1) Pure peat moss substrate for carnivorous plants
~It is so light weight that any water movement sends it flying through the tank. It settles, but settles on top of leaves and everything else. As a confined riparium it works really well, but just loose, well, I will not do that again.
2) Mixed with the charcoal colored Soil Master Select
~Similar to above comment: The peat moss tends to fly all over when the substrate is disturbed. The materials are similar in weight, so they stay blended. (I do not think sand or gravel will stay on top as a cap)
3) In the filter: I use a nylon stocking, cut to fit. For example, in small filters a Knee-Hi can be cut into 3 bags. Rubber band one end, zip tie the other. When the rubber band disintegrates it is time to replace the peat. I use about half a knee hi in larger filters. The bag is not too full, the larger bag is easier to stretch into position so it fills the basket of something like the Rena Filstar series. If a filter will hold 2 bags that is OK, too. I used to keep track of how often to swap them out.
In all these uses:
Peat moss varies, so what it may do...
Some peat will exchange a lot of the minerals in the water, sort of like a sodium exchange water softener, so the Ca and Mg levels in the tank may go down. In my case this is not happening very much or at all.
Peat moss releases tannic and other organic acids to the water. This will lower the pH. This is especially true when it is used in a tank with a softening substrate. (Soil Master Select removes the KH from the water, so the pH will certainly drop).

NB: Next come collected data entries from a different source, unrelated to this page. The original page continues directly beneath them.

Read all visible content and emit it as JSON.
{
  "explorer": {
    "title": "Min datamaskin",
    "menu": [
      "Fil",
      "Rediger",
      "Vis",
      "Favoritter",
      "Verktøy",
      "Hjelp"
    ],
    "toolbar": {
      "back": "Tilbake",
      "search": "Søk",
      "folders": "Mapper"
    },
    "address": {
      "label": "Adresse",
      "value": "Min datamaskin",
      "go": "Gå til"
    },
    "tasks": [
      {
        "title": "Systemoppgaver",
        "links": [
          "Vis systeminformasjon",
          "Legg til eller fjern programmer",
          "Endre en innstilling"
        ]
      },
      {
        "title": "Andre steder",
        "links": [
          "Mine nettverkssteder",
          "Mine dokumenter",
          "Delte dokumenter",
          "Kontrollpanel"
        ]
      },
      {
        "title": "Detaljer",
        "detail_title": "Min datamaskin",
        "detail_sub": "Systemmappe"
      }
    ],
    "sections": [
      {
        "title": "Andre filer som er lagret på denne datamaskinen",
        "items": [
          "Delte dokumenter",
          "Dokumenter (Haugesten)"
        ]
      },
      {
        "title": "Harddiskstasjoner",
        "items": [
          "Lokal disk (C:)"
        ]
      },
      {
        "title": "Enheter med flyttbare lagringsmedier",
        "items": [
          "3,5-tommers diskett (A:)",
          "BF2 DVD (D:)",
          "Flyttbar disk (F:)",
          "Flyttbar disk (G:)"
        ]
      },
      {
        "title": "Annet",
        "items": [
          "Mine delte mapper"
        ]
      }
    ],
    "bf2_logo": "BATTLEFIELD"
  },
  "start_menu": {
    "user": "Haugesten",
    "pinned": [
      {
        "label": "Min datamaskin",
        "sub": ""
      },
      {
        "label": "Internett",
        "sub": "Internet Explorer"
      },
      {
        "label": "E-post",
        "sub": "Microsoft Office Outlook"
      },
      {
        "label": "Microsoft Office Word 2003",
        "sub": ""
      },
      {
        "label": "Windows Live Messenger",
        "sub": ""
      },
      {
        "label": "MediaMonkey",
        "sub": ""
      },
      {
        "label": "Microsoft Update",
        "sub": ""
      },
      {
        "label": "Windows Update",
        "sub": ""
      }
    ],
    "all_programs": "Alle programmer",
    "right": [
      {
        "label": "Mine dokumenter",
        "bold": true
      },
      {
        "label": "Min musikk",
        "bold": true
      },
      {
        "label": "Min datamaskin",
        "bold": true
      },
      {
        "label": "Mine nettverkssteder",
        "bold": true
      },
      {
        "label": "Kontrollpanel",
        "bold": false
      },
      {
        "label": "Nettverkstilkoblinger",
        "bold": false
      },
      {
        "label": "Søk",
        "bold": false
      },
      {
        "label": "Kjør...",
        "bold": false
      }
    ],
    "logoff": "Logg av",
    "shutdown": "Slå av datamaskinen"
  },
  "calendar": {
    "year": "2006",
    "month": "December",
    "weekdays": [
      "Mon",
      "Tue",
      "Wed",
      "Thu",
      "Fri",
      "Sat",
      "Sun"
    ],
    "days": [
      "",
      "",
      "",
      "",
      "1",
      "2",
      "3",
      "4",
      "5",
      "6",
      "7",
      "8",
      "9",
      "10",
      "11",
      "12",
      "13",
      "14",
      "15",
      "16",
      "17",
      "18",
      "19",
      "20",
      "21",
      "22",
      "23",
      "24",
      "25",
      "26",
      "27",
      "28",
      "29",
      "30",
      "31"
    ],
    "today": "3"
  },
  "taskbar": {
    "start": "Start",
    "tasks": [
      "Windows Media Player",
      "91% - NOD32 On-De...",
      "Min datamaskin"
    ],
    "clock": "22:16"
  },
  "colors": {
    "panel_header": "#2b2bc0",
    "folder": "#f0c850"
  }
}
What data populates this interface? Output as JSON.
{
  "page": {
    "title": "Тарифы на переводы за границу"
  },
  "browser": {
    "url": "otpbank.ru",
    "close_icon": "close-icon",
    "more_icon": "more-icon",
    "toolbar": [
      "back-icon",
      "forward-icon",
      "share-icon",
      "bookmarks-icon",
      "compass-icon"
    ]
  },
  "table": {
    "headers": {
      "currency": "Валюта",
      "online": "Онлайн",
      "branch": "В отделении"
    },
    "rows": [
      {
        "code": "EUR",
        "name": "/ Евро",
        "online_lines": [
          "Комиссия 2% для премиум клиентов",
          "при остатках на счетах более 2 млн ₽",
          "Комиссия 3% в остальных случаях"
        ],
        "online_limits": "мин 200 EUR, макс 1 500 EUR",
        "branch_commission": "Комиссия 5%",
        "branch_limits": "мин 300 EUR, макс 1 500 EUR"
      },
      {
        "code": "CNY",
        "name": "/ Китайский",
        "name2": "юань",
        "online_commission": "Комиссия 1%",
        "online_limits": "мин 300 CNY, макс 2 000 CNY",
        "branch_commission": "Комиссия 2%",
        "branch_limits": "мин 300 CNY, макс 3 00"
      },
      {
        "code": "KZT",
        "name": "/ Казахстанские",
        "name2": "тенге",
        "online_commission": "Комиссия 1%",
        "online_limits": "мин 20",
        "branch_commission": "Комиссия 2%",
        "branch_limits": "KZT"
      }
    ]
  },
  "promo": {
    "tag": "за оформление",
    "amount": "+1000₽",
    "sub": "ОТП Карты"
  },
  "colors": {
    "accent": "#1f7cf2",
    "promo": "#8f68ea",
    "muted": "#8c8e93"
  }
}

The tannins will stain the water. The amount and color will vary. In my case the water is tinted just a little bit toward gold. Not harsh yellow, not orange or red. Just a little, and it does not last long. I have very clear water in my carnivorous plant riparium. I just moved it, but reused the same substrate.
I also use peat moss to prepare the water for some tanks. I put a knee hi stocking full in a garbage can (20 gallons to 44 gallons, I have 3 water prep cans). If the peat is new the water is prepped in a few hours or overnight. I keep reusing the same peat, and get about half a dozen uses out of it. But it takes longer to prep the water.
I have set up a pump to circulate the water, and the outlet (a vinyl tube) is aimed to pass through the stocking full of peat.
No, do not rinse the peat moss before use, but do wet it.
I put it in the bag (cut off stocking) and squeeze it several times in some water.
Peat moss does not seem to want to get wet. Hot water helps. Do not use surfactants for wetting aquarium peat moss.
I use Canadian Sphagnum Peat Moss purchased in the garden department. Read the label to be sure there are no fertilizers or surfactants. This is a fine, fluffy material, and little bits may escape and drift about in the tank. Not for long, they do settle out.
Peat moss is also available in pellets, packaged by some of the aquarium filter manufacturers (I know Fluval/Hagen has some). These pellets stay cleaner than the garden style of peat moss. They are pretty expensive, though, compared to a bale of the garden variety peat moss.